A few elements remain before the cell can be used. Silicon is a highly shiny substance that can push photons away prior to the completion of their job. In order to remedy this, it is normal to apply an anti-reflective coating which lessens the losses. The ultimate step is the installation of a cover plate made of glass or any other object that can offer protection to the cell from the elements. The amount of energy absorbed from sunlight by the solar cell is not very much.
Loss of Energy in Solar Cells
It is possible to divide light into many wavelengths. The light that affects the cell contains photons consisting of a large variety of energies. Not all of them have energy enough to modify the opening-electron pair. However, there are other electrons that contain lots of energy. Only a specific portion of this energy, measured in terms of eV or electron volts is necessary to knock an extra electron loose. This is commonly known as a material’s band gap energy. If a photon contains excess energy than what is required, the additional energy gets lost. However, if the incremental energy is equal to the required amount, there is possibility of the formation of more than one electron – hole couple. But, the latter effect does not seem to be of much significance. Just these two outcomes account for more than 70 percent loss of the incident concerning radiation energy on the cell.
There are more losses involved in the process. The electrons need to drift from one side to another of the cell using an outer circuit. The bottom can be covered using a metal, leading to effective conduction. But in case the top is completely covered, the photons are unable to pass through the opaque conductor and lose most of their current.

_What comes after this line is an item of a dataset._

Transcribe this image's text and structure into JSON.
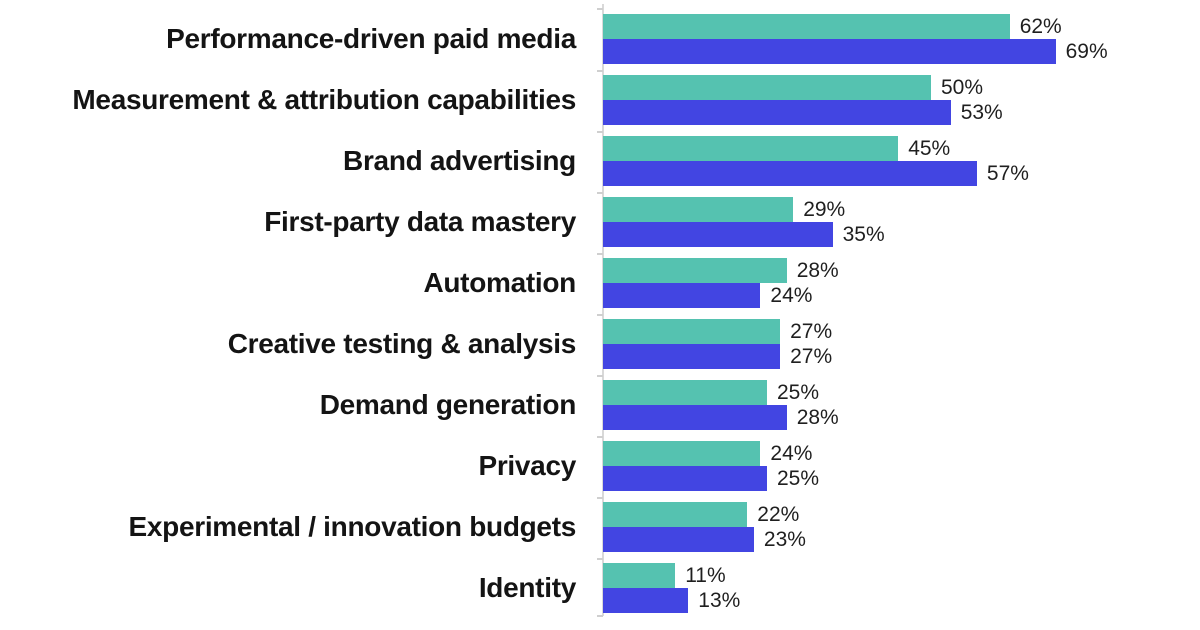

In order to reduce these losses, cells are normally covered using a contact grid made of metal that lessens the distance required to travel by the electrons, covering just a limited part of the surface of the cell. Even then, the grid blocks a few electrons.
Common Solar Power Issues
A portion of the power generated by the photovoltaic panels can be collected using chemical batteries. However, the setup suffers from a lack of additional power initially. The photon-producing sunlight is also responsible for infrared and harmful ultraviolet waves which result in the physical degradation of the panels. The panels need to be exposed to the harsh elements of nature, are also capable of affecting efficiency in a serious manner.
The necessity of light in the emission of electrical current can be deduced from the name of the photovoltaic cell. Future scientists will face the challenge of creating regular-sized and further developed solar panels that can be used to produce additional energy for the times when there is no sunlight.